Not everyone on Greg Gumbel’s naughty or nice list gets a gift. And I guess Gumbel really is only a muse for that higher power, the selection committee. They have their rules and tenets for who is selected, but no one in this life can ever really know for sure if they will be admitted.
UCLA and USC are jaded. After the seasons that both teams had, the magic of selection Sunday is lost on them. The butterflies of young players anxiously waiting for their gifts is left for teams that want it badly. Teams that haven’t been all naughty but have some nice. Teams that aren’t out of shape, that aren’t completely injured, that aren’t underachieving, that aren’t torn apart by conniving players, that aren’t USC UCLA or the rest of the Pac 12 conference.
But I don’t think that you can really rush to judgment about the Pac 12 conference until after the NCAA tournament. Not until all the facts are in. It might not be a very big sample size in the NCAA tournament to look at the results in determine how down this year is if at all. Looking at the results from the NIT or the CBI might be a more accurate sample size of the conference compared to its competition.
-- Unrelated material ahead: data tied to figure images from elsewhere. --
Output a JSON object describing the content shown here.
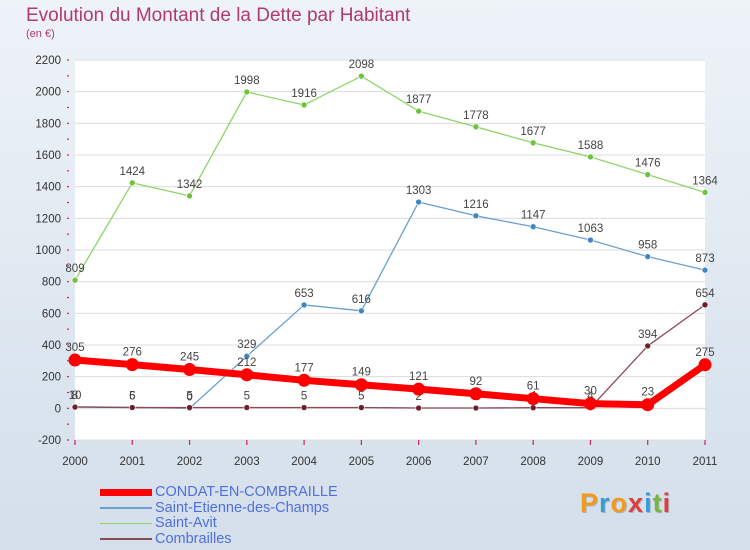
{
  "title": "Evolution du Montant de la Dette par Habitant",
  "subtitle": "(en €)",
  "logo_text": "Proxiti",
  "logo_colors": [
    "#f39a1d",
    "#3a9bd9",
    "#f39a1d",
    "#e23c3c",
    "#3a9bd9",
    "#77b63f",
    "#e23c3c"
  ],
  "chart_data": {
    "type": "line",
    "title": "Evolution du Montant de la Dette par Habitant",
    "subtitle": "(en €)",
    "xlabel": "",
    "ylabel": "",
    "x": [
      "2000",
      "2001",
      "2002",
      "2003",
      "2004",
      "2005",
      "2006",
      "2007",
      "2008",
      "2009",
      "2010",
      "2011"
    ],
    "ylim": [
      -200,
      2200
    ],
    "yticks": [
      "-200",
      "0",
      "200",
      "400",
      "600",
      "800",
      "1000",
      "1200",
      "1400",
      "1600",
      "1800",
      "2000",
      "2200"
    ],
    "grid": "horizontal",
    "legend_position": "bottom-left",
    "series": [
      {
        "name": "Saint-Avit",
        "color": "#8fd46a",
        "point_color": "#6cc43c",
        "values": [
          809,
          1424,
          1342,
          1998,
          1916,
          2098,
          1877,
          1778,
          1677,
          1588,
          1476,
          1364
        ],
        "labels": [
          "809",
          "1424",
          "1342",
          "1998",
          "1916",
          "2098",
          "1877",
          "1778",
          "1677",
          "1588",
          "1476",
          "1364"
        ]
      },
      {
        "name": "Saint-Etienne-des-Champs",
        "color": "#6a9fd0",
        "point_color": "#3f86c6",
        "values": [
          10,
          6,
          0,
          329,
          653,
          616,
          1303,
          1216,
          1147,
          1063,
          958,
          873
        ],
        "labels": [
          "10",
          "6",
          "0",
          "329",
          "653",
          "616",
          "1303",
          "1216",
          "1147",
          "1063",
          "958",
          "873"
        ]
      },
      {
        "name": "Combrailles",
        "color": "#8a4a56",
        "point_color": "#6e1f2c",
        "values": [
          8,
          5,
          5,
          5,
          5,
          5,
          2,
          2,
          4,
          4,
          394,
          654
        ],
        "labels": [
          "8",
          "5",
          "5",
          "5",
          "5",
          "5",
          "2",
          "2",
          "4",
          "4",
          "394",
          "654"
        ]
      },
      {
        "name": "CONDAT-EN-COMBRAILLE",
        "color": "#ff0000",
        "point_color": "#ff0000",
        "values": [
          305,
          276,
          245,
          212,
          177,
          149,
          121,
          92,
          61,
          30,
          23,
          275
        ],
        "labels": [
          "305",
          "276",
          "245",
          "212",
          "177",
          "149",
          "121",
          "92",
          "61",
          "30",
          "23",
          "275"
        ]
      }
    ],
    "legend": [
      "CONDAT-EN-COMBRAILLE",
      "Saint-Etienne-des-Champs",
      "Saint-Avit",
      "Combrailles"
    ]
  }
}
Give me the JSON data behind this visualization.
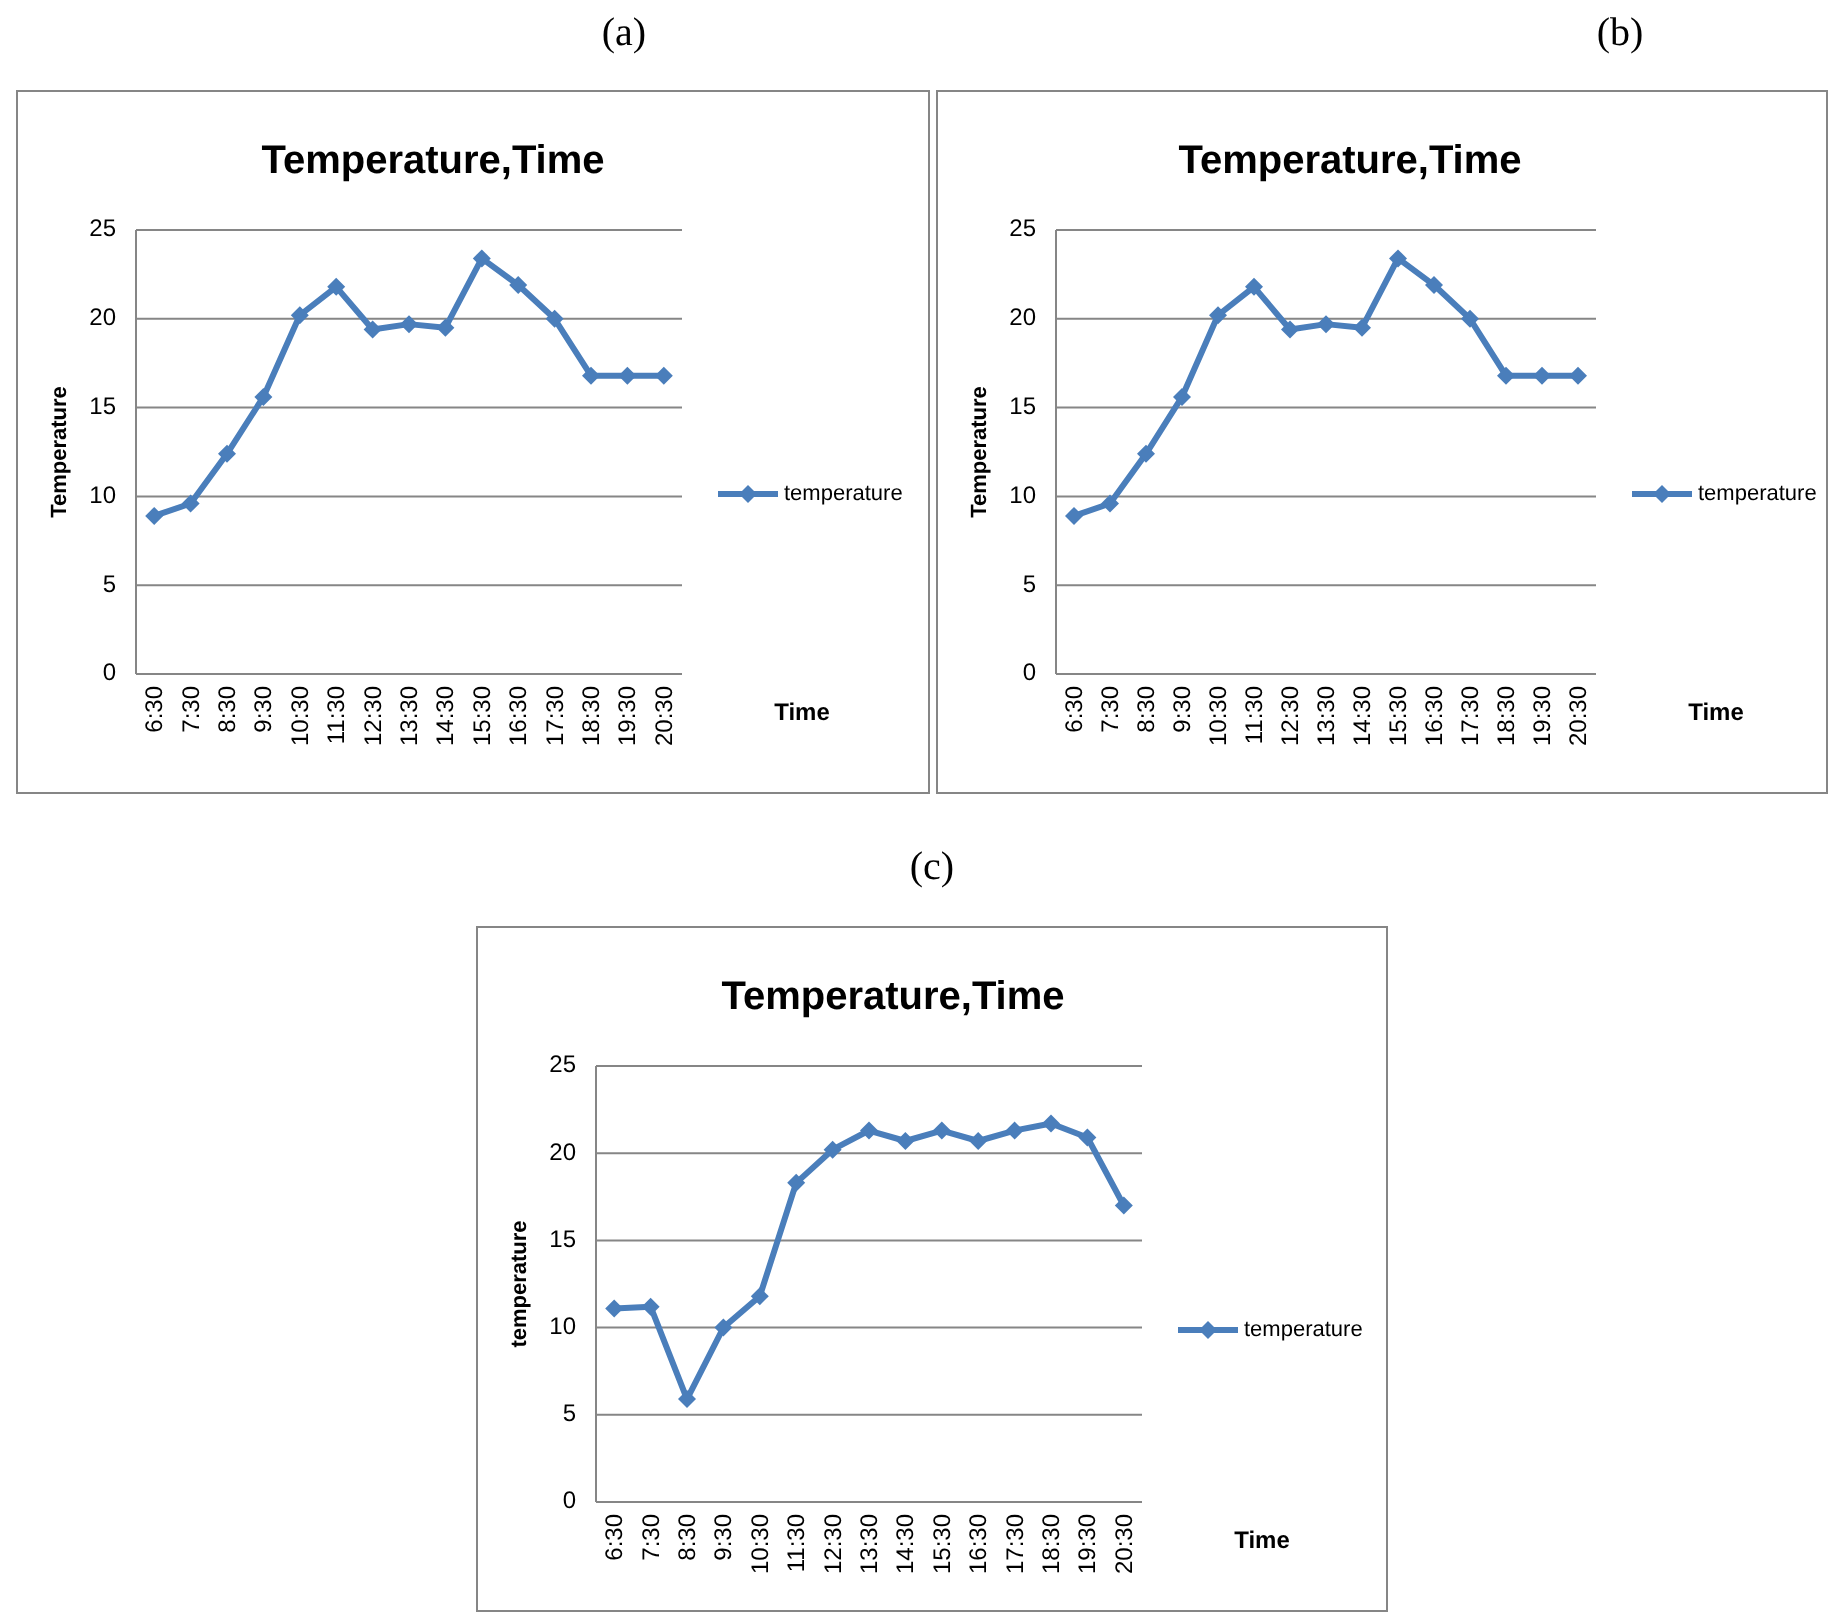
{
  "chart_data": [
    {
      "type": "line",
      "subtitle": "(a)",
      "title": "Temperature,Time",
      "xlabel": "Time",
      "ylabel": "Temperature",
      "categories": [
        "6:30",
        "7:30",
        "8:30",
        "9:30",
        "10:30",
        "11:30",
        "12:30",
        "13:30",
        "14:30",
        "15:30",
        "16:30",
        "17:30",
        "18:30",
        "19:30",
        "20:30"
      ],
      "series": [
        {
          "name": "temperature",
          "color": "#4a7ebb",
          "values": [
            8.9,
            9.6,
            12.4,
            15.6,
            20.2,
            21.8,
            19.4,
            19.7,
            19.5,
            23.4,
            21.9,
            20.0,
            16.8,
            16.8,
            16.8
          ]
        }
      ],
      "ylim": [
        0,
        25
      ],
      "yticks": [
        0,
        5,
        10,
        15,
        20,
        25
      ],
      "grid": "y",
      "legend": "right",
      "marker": "diamond"
    },
    {
      "type": "line",
      "subtitle": "(b)",
      "title": "Temperature,Time",
      "xlabel": "Time",
      "ylabel": "Temperature",
      "categories": [
        "6:30",
        "7:30",
        "8:30",
        "9:30",
        "10:30",
        "11:30",
        "12:30",
        "13:30",
        "14:30",
        "15:30",
        "16:30",
        "17:30",
        "18:30",
        "19:30",
        "20:30"
      ],
      "series": [
        {
          "name": "temperature",
          "color": "#4a7ebb",
          "values": [
            8.9,
            9.6,
            12.4,
            15.6,
            20.2,
            21.8,
            19.4,
            19.7,
            19.5,
            23.4,
            21.9,
            20.0,
            16.8,
            16.8,
            16.8
          ]
        }
      ],
      "ylim": [
        0,
        25
      ],
      "yticks": [
        0,
        5,
        10,
        15,
        20,
        25
      ],
      "grid": "y",
      "legend": "right",
      "marker": "diamond"
    },
    {
      "type": "line",
      "subtitle": "(c)",
      "title": "Temperature,Time",
      "xlabel": "Time",
      "ylabel": "temperature",
      "categories": [
        "6:30",
        "7:30",
        "8:30",
        "9:30",
        "10:30",
        "11:30",
        "12:30",
        "13:30",
        "14:30",
        "15:30",
        "16:30",
        "17:30",
        "18:30",
        "19:30",
        "20:30"
      ],
      "series": [
        {
          "name": "temperature",
          "color": "#4a7ebb",
          "values": [
            11.1,
            11.2,
            5.9,
            10.0,
            11.8,
            18.3,
            20.2,
            21.3,
            20.7,
            21.3,
            20.7,
            21.3,
            21.7,
            20.9,
            17.0
          ]
        }
      ],
      "ylim": [
        0,
        25
      ],
      "yticks": [
        0,
        5,
        10,
        15,
        20,
        25
      ],
      "grid": "y",
      "legend": "right",
      "marker": "diamond"
    }
  ]
}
But it often goes this way in Pac 12 football is well. The conference is touted nationally as a dud, but the bowl games can say otherwise. That was the story in 2009, but the Pac 10 was 5-0 in their bowl games, including Oregon State’s 3-0 win over Pitt. Albeit the conference was 2-5 the next year, but that’s not the point.
There is a lot of cautious optimism regarding next season for both LA programs. With players who have already committed or still might commit, and players returning from injuries there are reasons to be optimistic. But coming from the dumps of a 6-26 season, and the turmoil from the SI article, it will not be easy to overcome. As the SI article outlined, even when you have talented recruiting classes, it does not guarantee success. if they don’t treat selection Sunday like Christmas morning, then the players and coaches aren’t deserving of the gift of an NCAA Tournament bid.